Il documentario definitivo su Kurt Cobain e il fenomeno Nirvana. Brett Morgen apre i diari e i quaderni del leader della band, trova i video della sua infanzia, della sua adolescenza, della sua consacrazione, ci permette di sbirciare nella testa di uno di quei personaggi che hanno segnato la storia del rock. Vedere il film è un po’ come leggere di nascosto i pensieri personali di un’altra persona, alla fine ti sembra di conoscerla meglio, ti senti quasi di giudicarla per quello che ha scritto e ha fatto, e sui titoli di coda ti fa quasi sentire in colpa per esserti permesso di scoprire così tante cose su di lei. Dove non arrivano i filmati di archivio arriva l’animazione digitale, che permette a Morgen di raccontare un tentativo di suicidio avvenuto molto prima che Kurt Cobain diventasse “Kurt Cobain”.

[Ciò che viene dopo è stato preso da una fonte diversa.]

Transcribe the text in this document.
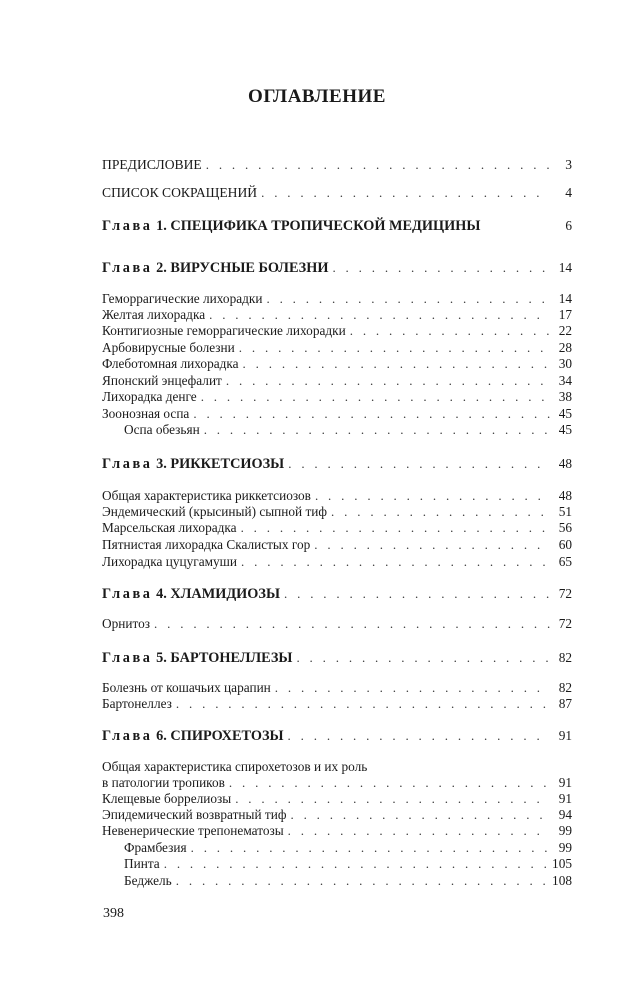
ОГЛАВЛЕНИЕ
ПРЕДИСЛОВИЕ . . .	3
СПИСОК СОКРАЩЕНИЙ . . .	4
Глава 1. СПЕЦИФИКА ТРОПИЧЕСКОЙ МЕДИЦИНЫ	6
Глава 2. ВИРУСНЫЕ БОЛЕЗНИ . . .	14
Геморрагические лихорадки . . .	14
Желтая лихорадка . . .	17
Контигиозные геморрагические лихорадки . . .	22
Арбовирусные болезни . . .	28
Флеботомная лихорадка . . .	30
Японский энцефалит . . .	34
Лихорадка денге . . .	38
Зоонозная оспа . . .	45
Оспа обезьян . . .	45
Глава 3. РИККЕТСИОЗЫ . . .	48
Общая характеристика риккетсиозов . . .	48
Эндемический (крысиный) сыпной тиф . . .	51
Марсельская лихорадка . . .	56
Пятнистая лихорадка Скалистых гор . . .	60
Лихорадка цуцугамуши . . .	65
Глава 4. ХЛАМИДИОЗЫ . . .	72
Орнитоз . . .	72
Глава 5. БАРТОНЕЛЛЕЗЫ . . .	82
Болезнь от кошачьих царапин . . .	82
Бартонеллез . . .	87
Глава 6. СПИРОХЕТОЗЫ . . .	91
Общая характеристика спирохетозов и их роль
в патологии тропиков . . .	91
Клещевые боррелиозы . . .	91
Эпидемический возвратный тиф . . .	94
Невенерические трепонематозы . . .	99
Фрамбезия . . .	99
Пинта . . .	105
Беджель . . .	108
398
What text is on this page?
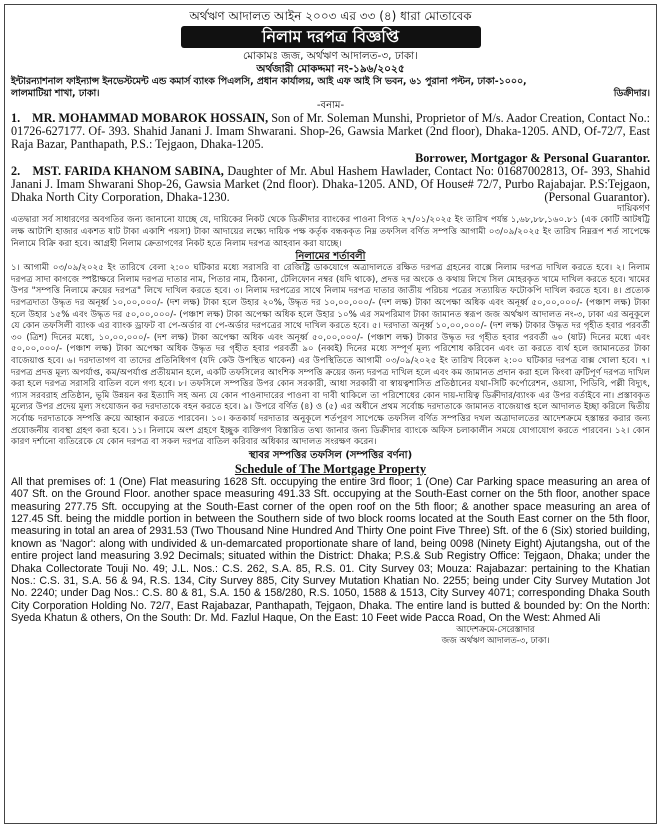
অর্থঋণ আদালত আইন ২০০৩ এর ৩৩ (৪) ধারা মোতাবেক
নিলাম দরপত্র বিজ্ঞপ্তি
মোকামঃ জজ, অর্থঋণ আদালত-৩, ঢাকা।
অর্থজারী মোকদ্দমা নং-১৯৬/২০২৫
ইন্টারন্যাশনাল ফাইন্যান্স ইনভেস্টমেন্ট এন্ড কমার্স ব্যাংক পিএলসি, প্রধান কার্যালয়, আই এফ আই সি ভবন, ৬১ পুরানা পল্টন, ঢাকা-১০০০,
লালমাটিয়া শাখা, ঢাকা।	ডিক্রীদার।
-বনাম-
1. MR. MOHAMMAD MOBAROK HOSSAIN, Son of Mr. Soleman Munshi, Proprietor of M/s. Aador Creation, Contact No.: 01726-627177. Of- 393. Shahid Janani J. Imam Shwarani. Shop-26, Gawsia Market (2nd floor), Dhaka-1205. AND, Of-72/7, East Raja Bazar, Panthapath, P.S.: Tejgaon, Dhaka-1205.
Borrower, Mortgagor & Personal Guarantor.
2. MST. FARIDA KHANOM SABINA, Daughter of Mr. Abul Hashem Hawlader, Contact No: 01687002813, Of- 393, Shahid Janani J. Imam Shwarani Shop-26, Gawsia Market (2nd floor). Dhaka-1205. AND, Of House# 72/7, Purbo Rajabajar. P.S:Tejgaon, Dhaka North City Corporation, Dhaka-1230.	(Personal Guarantor).
দায়িকগণ
এতদ্বারা সর্ব সাধারণের অবগতির জন্য জানানো যাচ্ছে যে, দায়িকের নিকট থেকে ডিক্রীদার ব্যাংকের পাওনা বিগত ২৭/০১/২০২৫ ইং তারিখ পর্যন্ত ১,৬৮,৮৮,১৬০.৮১ (এক কোটি আটষট্টি লক্ষ আটাশি হাজার একশত ষাট টাকা একাশি পয়সা) টাকা আদায়ের লক্ষ্যে দায়িক পক্ষ কর্তৃক বন্ধককৃত নিম্ন তফসিল বর্ণিত সম্পত্তি আগামী ০৩/০৯/২০২৫ ইং তারিখ নিম্নরূপ শর্ত সাপেক্ষে নিলামে বিক্রি করা হবে। আগ্রহী নিলাম ক্রেতাগণের নিকট হতে নিলাম দরপত্র আহবান করা যাচ্ছে।
নিলামের শর্তাবলী
১। আগামী ০৩/০৯/২০২৫ ইং তারিখে বেলা ২:০০ ঘটিকার মধ্যে সরাসরি বা রেজিষ্ট্রি ডাকযোগে অত্রাদালতে রক্ষিত দরপত্র গ্রহনের বাক্সে নিলাম দরপত্র দাখিল করতে হবে। ২। নিলাম দরপত্র সাদা কাগজে স্পষ্টাক্ষরে নিলাম দরপত্র দাতার নাম, পিতার নাম, ঠিকানা, টেলিফোন নম্বর (যদি থাকে), প্রদত্ত দর অংকে ও কথায় লিখে সিল মোহরকৃত খামে দাখিল করতে হবে। খামের উপর "সম্পত্তি নিলামে ক্রয়ের দরপত্র" লিখে দাখিল করতে হবে। ৩। নিলাম দরপত্রের সাথে নিলাম দরপত্র দাতার জাতীয় পরিচয় পত্রের সত্যায়িত ফটোকপি দাখিল করতে হবে। ৪। প্রত্যেক দরপত্রদাতা উদ্ধৃত দর অনূর্ধ্ব ১০,০০,০০০/- (দশ লক্ষ) টাকা হলে উহার ২০%, উদ্ধৃত দর ১০,০০,০০০/- (দশ লক্ষ) টাকা অপেক্ষা অধিক এবং অনূর্ধ্ব ৫০,০০,০০০/- (পঞ্চাশ লক্ষ) টাকা হলে উহার ১৫% এবং উদ্ধৃত দর ৫০,০০,০০০/- (পঞ্চাশ লক্ষ) টাকা অপেক্ষা অধিক হলে উহার ১০% এর সমপরিমাণ টাকা জামানত স্বরূপ জজ অর্থঋণ আদালত নং-৩, ঢাকা এর অনুকূলে যে কোন তফসিলী ব্যাংক এর ব্যাংক ড্রাফট বা পে-অর্ডার বা পে-অর্ডার দরপত্রের সাথে দাখিল করতে হবে। ৫। দরদাতা অনূর্ধ্ব ১০,০০,০০০/- (দশ লক্ষ) টাকার উদ্ধৃত দর গৃহীত হবার পরবর্তী ৩০ (ত্রিশ) দিনের মধ্যে, ১০,০০,০০০/- (দশ লক্ষ) টাকা অপেক্ষা অধিক এবং অনূর্ধ্ব ৫০,০০,০০০/- (পঞ্চাশ লক্ষ) টাকার উদ্ধৃত দর গৃহীত হবার পরবর্তী ৬০ (ষাট) দিনের মধ্যে এবং ৫০,০০,০০০/- (পঞ্চাশ লক্ষ) টাকা অপেক্ষা অধিক উদ্ধৃত দর গৃহীত হবার পরবর্তী ৯০ (নব্বই) দিনের মধ্যে সম্পূর্ণ মূল্য পরিশোধ করিবেন এবং তা করতে ব্যর্থ হলে জামানতের টাকা বাজেয়াপ্ত হবে। ৬। দরদাতাগণ বা তাদের প্রতিনিধিগণ (যদি কেউ উপস্থিত থাকেন) এর উপস্থিতিতে আগামী ০৩/০৯/২০২৫ ইং তারিখ বিকেল ২:০০ ঘটিকার দরপত্র বাক্স খোলা হবে। ৭। দরপত্র প্রদত্ত মূল্য অপর্যাপ্ত, কম/অপর্যাপ্ত প্রতীয়মান হলে, একটি তফসিলের আংশিক সম্পত্তি ক্রয়ের জন্য দরপত্র দাখিল হলে এবং কম জামানত প্রদান করা হলে কিংবা ত্রুটিপূর্ণ দরপত্র দাখিল করা হলে দরপত্র সরাসরি বাতিল বলে গণ্য হবে। ৮। তফসিলে সম্পত্তির উপর কোন সরকারী, আধা সরকারী বা স্বায়ত্বশাসিত প্রতিষ্ঠানের যথা-সিটি কর্পোরেশন, ওয়াসা, পিডিবি, পল্লী বিদ্যুৎ, গ্যাস সরবরাহ প্রতিষ্ঠান, ভূমি উন্নয়ন কর ইত্যাদি সহ অন্য যে কোন পাওনাদারের পাওনা বা দাবী থাকিলে তা পরিশোধের কোন দায়-দায়িত্ব ডিক্রীদার/ব্যাংক এর উপর বর্তাইবে না। প্রস্তাবকৃত মূল্যের উপর প্রদেয় মূল্য সংযোজন কর দরদাতাকে বহন করতে হবে। ৯। উপরে বর্ণিত (৪) ও (৫) এর অধীনে প্রথম সর্বোচ্চ দরদাতাকে জামানত বাজেয়াপ্ত হলে আদালত ইচ্ছা করিলে দ্বিতীয় সর্বোচ্চ দরদাতাকে সম্পত্তি ক্রয়ে আহ্বান করতে পারবেন। ১০। কতকার্য দরদাতার অনুকূলে শর্তপূরণ সাপেক্ষে তফসিল বর্ণিত সম্পত্তির দখল অত্রাদালতের আদেশক্রমে হস্তান্তর করার জন্য প্রয়োজনীয় ব্যবস্থা গ্রহণ করা হবে। ১১। নিলামে অংশ গ্রহণে ইচ্ছুক ব্যক্তিগণ বিস্তারিত তথ্য জানার জন্য ডিক্রীদার ব্যাংকে অফিস চলাকালীন সময়ে যোগাযোগ করতে পারবেন। ১২। কোন কারণ দর্শানো ব্যতিরেকে যে কোন দরপত্র বা সকল দরপত্র বাতিল করিবার অধিকার আদালত সংরক্ষণ করেন।
স্থাবর সম্পত্তির তফসিল (সম্পত্তির বর্ণনা)
Schedule of The Mortgage Property
All that premises of: 1 (One) Flat measuring 1628 Sft. occupying the entire 3rd floor; 1 (One) Car Parking space measuring an area of 407 Sft. on the Ground Floor. another space measuring 491.33 Sft. occupying at the South-East corner on the 5th floor, another space measuring 277.75 Sft. occupying at the South-East corner of the open roof on the 5th floor; & another space measuring an area of 127.45 Sft. being the middle portion in between the Southern side of two block rooms located at the South East corner on the 5th floor, measuring in total an area of 2931.53 (Two Thousand Nine Hundred And Thirty One point Five Three) Sft. of the 6 (Six) storied building, known as 'Nagor': along with undivided & un-demarcated proportionate share of land, being 0098 (Ninety Eight) Ajutangsha, out of the entire project land measuring 3.92 Decimals; situated within the District: Dhaka; P.S.& Sub Registry Office: Tejgaon, Dhaka; under the Dhaka Collectorate Touji No. 49; J.L. Nos.: C.S. 262, S.A. 85, R.S. 01. City Survey 03; Mouza: Rajabazar: pertaining to the Khatian Nos.: C.S. 31, S.A. 56 & 94, R.S. 134, City Survey 885, City Survey Mutation Khatian No. 2255; being under City Survey Mutation Jot No. 2240; under Dag Nos.: C.S. 80 & 81, S.A. 150 & 158/280, R.S. 1050, 1588 & 1513, City Survey 4071; corresponding Dhaka South City Corporation Holding No. 72/7, East Rajabazar, Panthapath, Tejgaon, Dhaka. The entire land is butted & bounded by: On the North: Syeda Khatun & others, On the South: Dr. Md. Fazlul Haque, On the East: 10 Feet wide Pacca Road, On the West: Ahmed Ali
আদেশক্রমে-সেরেস্তাদার
জজ অর্থঋণ আদালত-৩, ঢাকা।
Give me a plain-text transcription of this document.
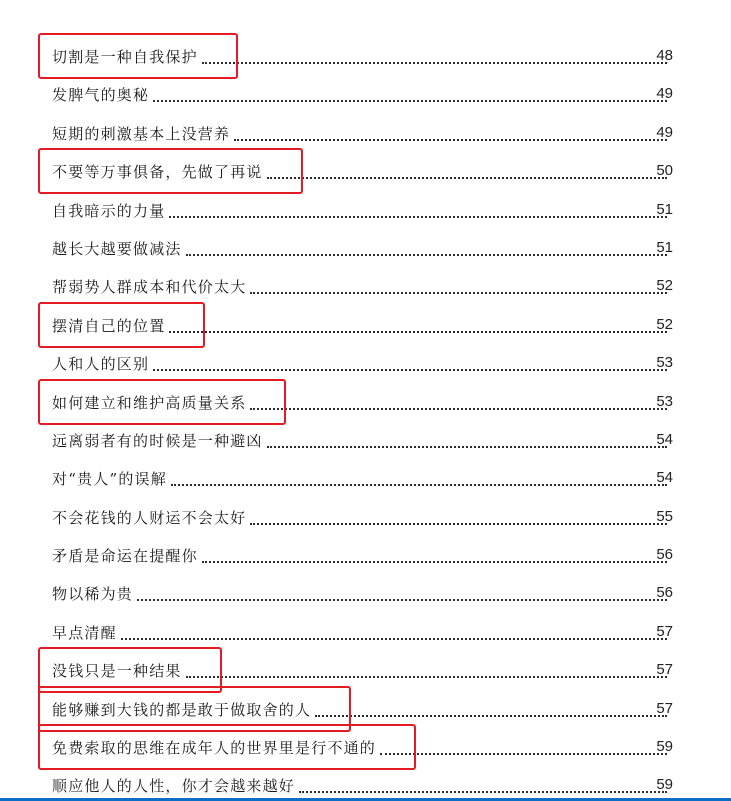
切割是一种自我保护	48
发脾气的奥秘	49
短期的刺激基本上没营养	49
不要等万事俱备，先做了再说	50
自我暗示的力量	51
越长大越要做减法	51
帮弱势人群成本和代价太大	52
摆清自己的位置	52
人和人的区别	53
如何建立和维护高质量关系	53
远离弱者有的时候是一种避凶	54
对“贵人”的误解	54
不会花钱的人财运不会太好	55
矛盾是命运在提醒你	56
物以稀为贵	56
早点清醒	57
没钱只是一种结果	57
能够赚到大钱的都是敢于做取舍的人	57
免费索取的思维在成年人的世界里是行不通的	59
顺应他人的人性，你才会越来越好	59
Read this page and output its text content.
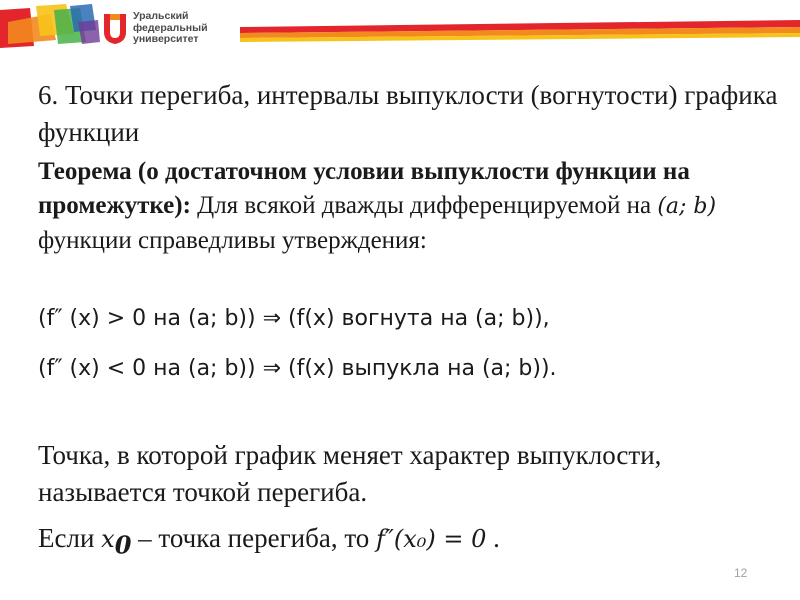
Уральский
федеральный
университет
6. Точки перегиба, интервалы выпуклости (вогнутости) графика функции

Теорема (о достаточном условии выпуклости функции на промежутке): Для всякой дважды дифференцируемой на (a; b) функции справедливы утверждения:

(f″ (x) > 0 на (a; b)) ⇒ (f(x) вогнута на (a; b)),
(f″ (x) < 0 на (a; b)) ⇒ (f(x) выпукла на (a; b)).

Точка, в которой график меняет характер выпуклости, называется точкой перегиба.

Если $x_0$ – точка перегиба, то f″(x₀) = 0 .

12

Nonostante la scelta di Nirvana come nome della band (concetto buddista che riguarda la libertà dal dolore e dalla sofferenza del mondo esterno), Cobain sembra aver subito per tutta la sua esistenza le conseguenze della sua adolescenza travagliata, dove sia la madre che il padre, divorziati e in seguito risposati, hanno cercato di tenerlo lontano da loro. Il documentario di Morgen, attraverso le interviste ai genitori, alla sorella e ad altri componenti della vita di Cobain (il co-fondatore dei Nirvana Krist Novoselic e la moglie Courtney Love) ripercorre le turbe psicologiche e al tempo stesso i grandi lampi di creatività di quello che probabilmente è stato il personaggio simbolo degli anni 90, considerato, suo malgrado, portavoce della cosiddetta generazione X.
Chi era Kurt Cobain? Una persona fragile, sensibile, schiacciata dal peso del successo, incapace di fingere di fronte al mondo che lo adorava, “costretto” a rifugiarsi nella droga per sfuggire ad una realtà troppo pesante per lui. Meglio bruciare in fretta che spegnersi lentamente (come ha scritto il cantante sulla sua lettera d’addio)? Oppure, come afferma sua sorella Kim, “è meglio non avere il cervello di un genio”? Certamente il documentario di Morgen va oltre la “leggenda Cobain” e ci regala un’immagine schizofrenica ma anche pura di un artista che non ha mai voluto accettare la sua grandezza: “Non mi interessa diventare famoso, l’importante è la buona musica”.